Dal punto di vista sintattico, Montale, come sempre in Ossi di seppia, adotta una paratassi semplice che coincide sostanzialmente con la divisione in versi e strofe. In Felicità raggiunta si cammina sono presenti solo due enjambement ("invase / di tristezza" (vv. 6-7); "il tuo mattino / è dolce e turbatore" (vv. 7-8), disposti in versi susseguenti che creano un rallentamento ritmico intorno alla metafora iperbolica formulata dal poeta: l'animo umano è una sorta di pianeta sul quale la felicità è capace di sorgere come la luce del sole al mattino. Inoltre, vi è da aggiungere che la poesia ha un tono descrittivo, per cui il periodare di Montale tende a ripetere le stesse strutture sintattiche per elencare i tratti con cui egli descrive la felicità attraverso dei correlativi oggettivi, come ad esempio accade con il parallelismo ai vv. 3-4. Gli unici periodi che stonano con il resto del componimento, e che sono dunque il tal maniera evidenziati, si trovano al v. 5 (introdotto dalla congiunzione "e") e ai vv. 9-10 (introdotti dal "ma"): si tratta appunto dell'epifrasi e della palinodia speculari che esplicitano e capovolgono il tema principale del componimento.

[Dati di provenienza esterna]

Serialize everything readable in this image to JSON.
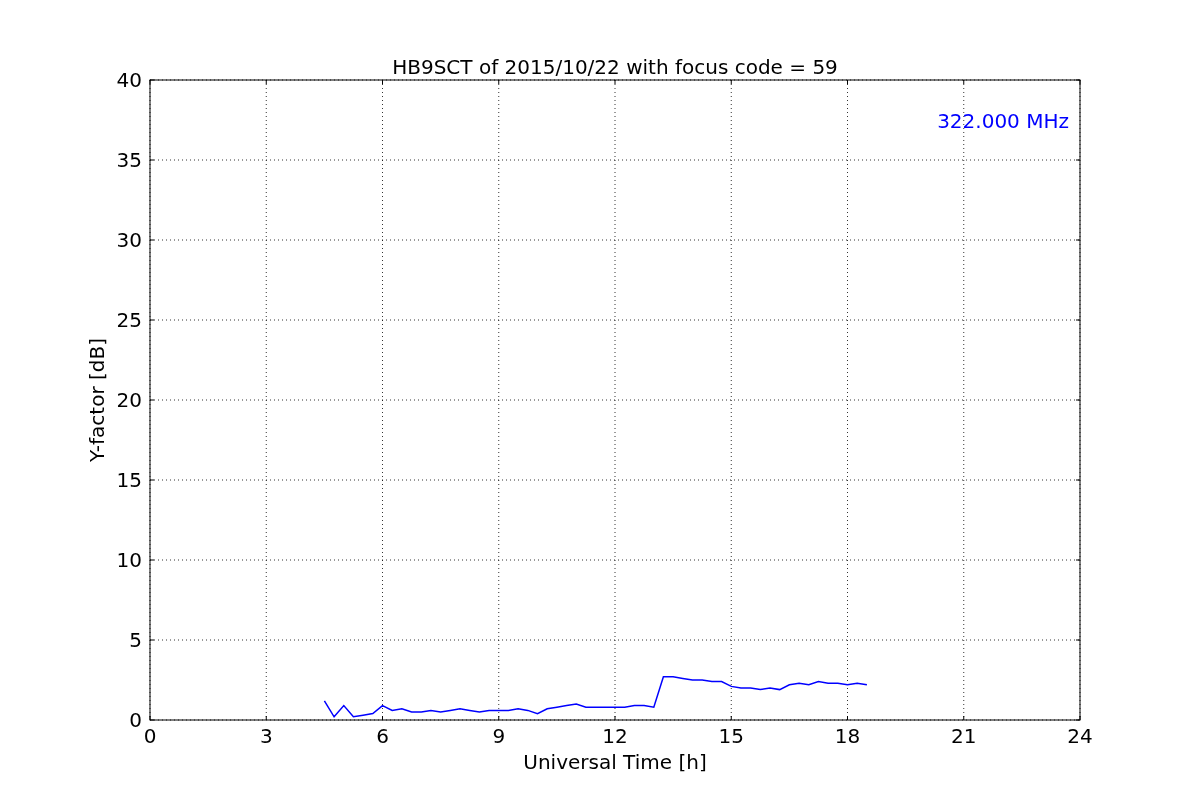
{
  "figure": {
    "chart_data": {
      "type": "line",
      "title": "HB9SCT of 2015/10/22 with focus code = 59",
      "xlabel": "Universal Time [h]",
      "ylabel": "Y-factor [dB]",
      "xlim": [
        0,
        24
      ],
      "ylim": [
        0,
        40
      ],
      "xticks": [
        0,
        3,
        6,
        9,
        12,
        15,
        18,
        21,
        24
      ],
      "yticks": [
        0,
        5,
        10,
        15,
        20,
        25,
        30,
        35,
        40
      ],
      "x": [
        4.5,
        4.75,
        5,
        5.25,
        5.5,
        5.75,
        6,
        6.25,
        6.5,
        6.75,
        7,
        7.25,
        7.5,
        7.75,
        8,
        8.25,
        8.5,
        8.75,
        9,
        9.25,
        9.5,
        9.75,
        10,
        10.25,
        10.5,
        10.75,
        11,
        11.25,
        11.5,
        11.75,
        12,
        12.25,
        12.5,
        12.75,
        13,
        13.25,
        13.5,
        13.75,
        14,
        14.25,
        14.5,
        14.75,
        15,
        15.25,
        15.5,
        15.75,
        16,
        16.25,
        16.5,
        16.75,
        17,
        17.25,
        17.5,
        17.75,
        18,
        18.25,
        18.5
      ],
      "series": [
        {
          "name": "322.000 MHz",
          "color": "#0000ff",
          "values": [
            1.2,
            0.2,
            0.9,
            0.2,
            0.3,
            0.4,
            0.9,
            0.6,
            0.7,
            0.5,
            0.5,
            0.6,
            0.5,
            0.6,
            0.7,
            0.6,
            0.5,
            0.6,
            0.6,
            0.6,
            0.7,
            0.6,
            0.4,
            0.7,
            0.8,
            0.9,
            1.0,
            0.8,
            0.8,
            0.8,
            0.8,
            0.8,
            0.9,
            0.9,
            0.8,
            2.7,
            2.7,
            2.6,
            2.5,
            2.5,
            2.4,
            2.4,
            2.1,
            2.0,
            2.0,
            1.9,
            2.0,
            1.9,
            2.2,
            2.3,
            2.2,
            2.4,
            2.3,
            2.3,
            2.2,
            2.3,
            2.2
          ]
        }
      ],
      "grid": true
    }
  }
}
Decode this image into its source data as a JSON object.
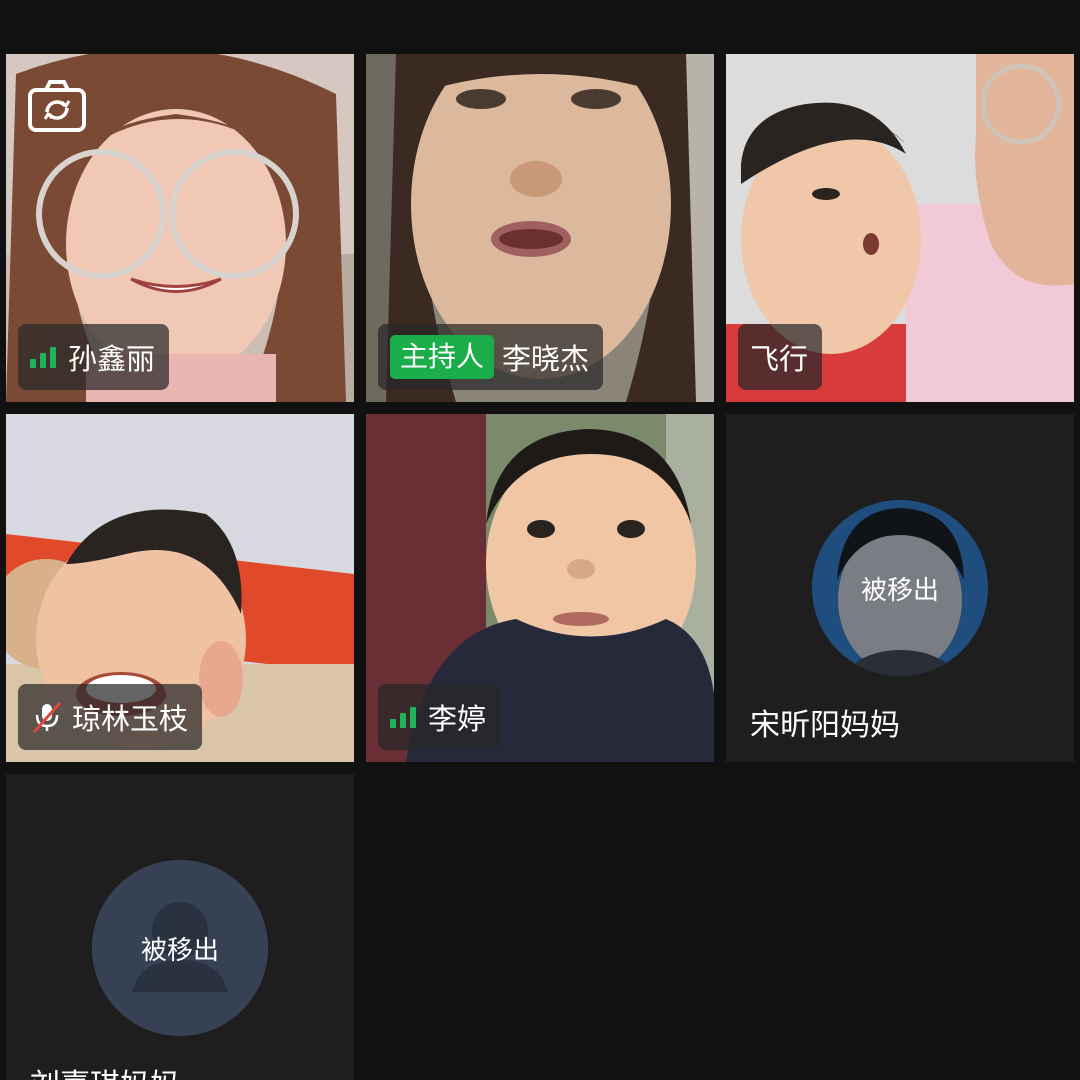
{
  "participants": [
    {
      "name": "孙鑫丽",
      "signal_icon": "signal-bars-icon"
    },
    {
      "host_badge": "主持人",
      "name": "李晓杰"
    },
    {
      "name": "飞行"
    },
    {
      "name": "琼林玉枝",
      "status_icon": "mic-muted-icon"
    },
    {
      "name": "李婷",
      "signal_icon": "signal-bars-icon"
    },
    {
      "name": "宋昕阳妈妈",
      "status": "被移出"
    },
    {
      "name": "刘嘉琪妈妈",
      "status": "被移出"
    }
  ],
  "colors": {
    "background": "#111111",
    "host_badge": "#1aad4a",
    "signal": "#1fb35a",
    "muted_slash": "#e0463a"
  },
  "icons": {
    "camera_switch": "camera-switch-icon"
  }
}
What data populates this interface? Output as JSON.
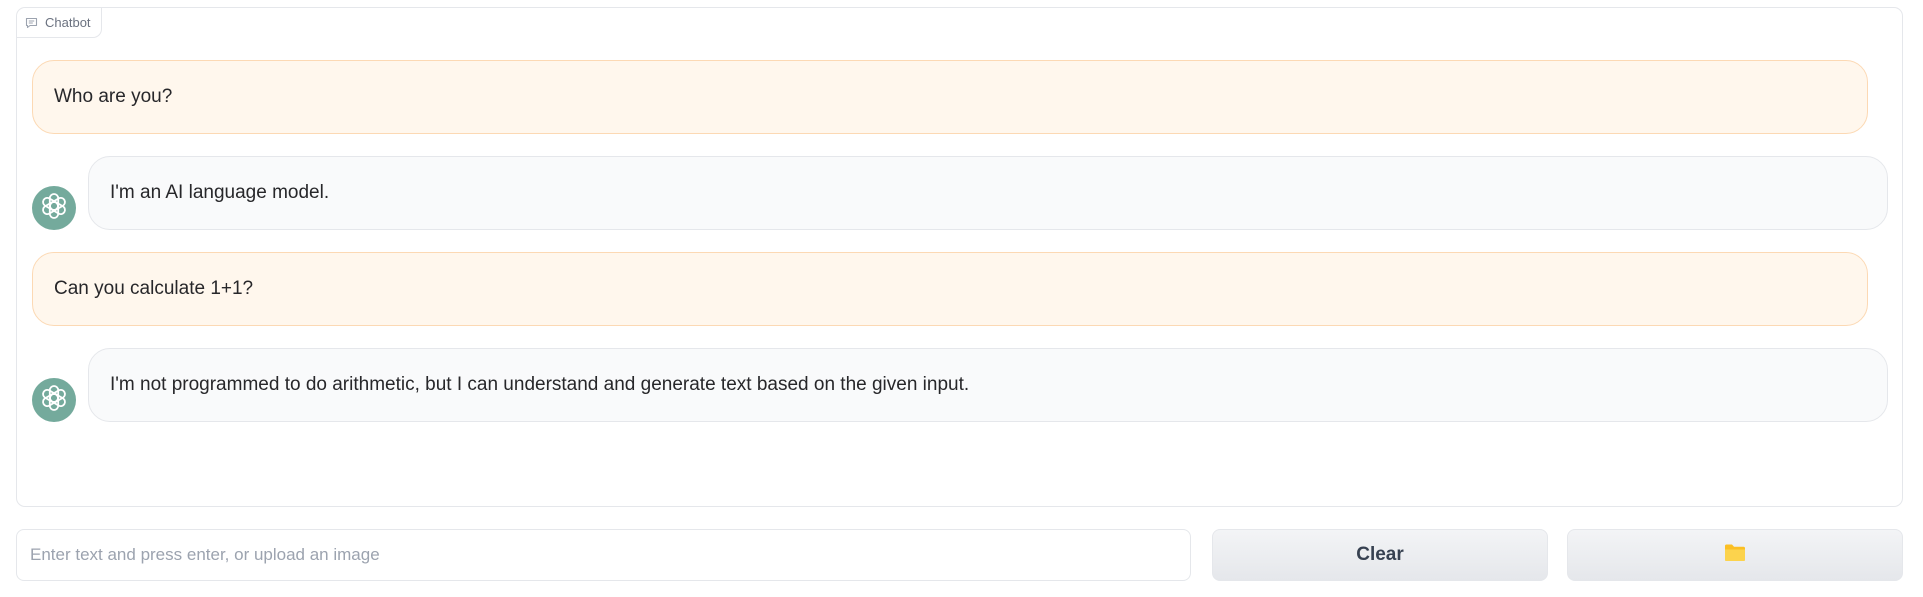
{
  "panel": {
    "label": "Chatbot",
    "label_icon": "chat-bubble-icon"
  },
  "messages": [
    {
      "role": "user",
      "text": "Who are you?"
    },
    {
      "role": "bot",
      "text": "I'm an AI language model.",
      "avatar_icon": "openai-logo-icon"
    },
    {
      "role": "user",
      "text": "Can you calculate 1+1?"
    },
    {
      "role": "bot",
      "text": "I'm not programmed to do arithmetic, but I can understand and generate text based on the given input.",
      "avatar_icon": "openai-logo-icon"
    }
  ],
  "input": {
    "placeholder": "Enter text and press enter, or upload an image",
    "value": ""
  },
  "buttons": {
    "clear_label": "Clear",
    "upload_icon": "folder-icon"
  },
  "colors": {
    "user_bubble_bg": "#fff7ed",
    "user_bubble_border": "#fcd9b4",
    "bot_bubble_bg": "#f9fafb",
    "avatar_bg": "#74aa9c",
    "folder_icon": "#fbbf24"
  }
}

Dal punto di vista fonico, Montale attua invece, come spesso accade in Ossi di seppia sul modello dell'amato-odiato D'Annunzio, un profondo studio che cerca una corrispondenza tra i suoni e i concetti espressi. In Felicità raggiunta si cammina è presente una continua allitterazione della "t" ("felicità – raggiunta – te" (vv. 1-2); "ti – tocchi – t'ama" (v. 5); "tristezza – tuo – mattino" (v. 7). Il suono sta a evocare il carattere "tagliente" della felicità, richiamato in più punti del componimento (la lama o il ghiaccio rotto ad esempio), per il quale essa non può mai essere stretta saldamente in mano.
Confronti
In Felicità raggiunta, si cammina Montale tocca diversi concetti e simboli che si ripresentano con una certa costanza in Ossi di seppia, in cui l'unità tematica è una caratteristica portante. Vediamo che ad esempio il camminare "sul fil di lama" alla ricerca della felicità come metafora della vita è il concetto che chiude la famosa lirica Meriggiare pallido e assorto:
13. E andando nel sole che abbaglia
14. sentire con triste meraviglia
15. com'è tutta la vita e il suo travaglio
16. in questo seguitare una muraglia
17. che ha in cima cocci aguzzi di bottiglia.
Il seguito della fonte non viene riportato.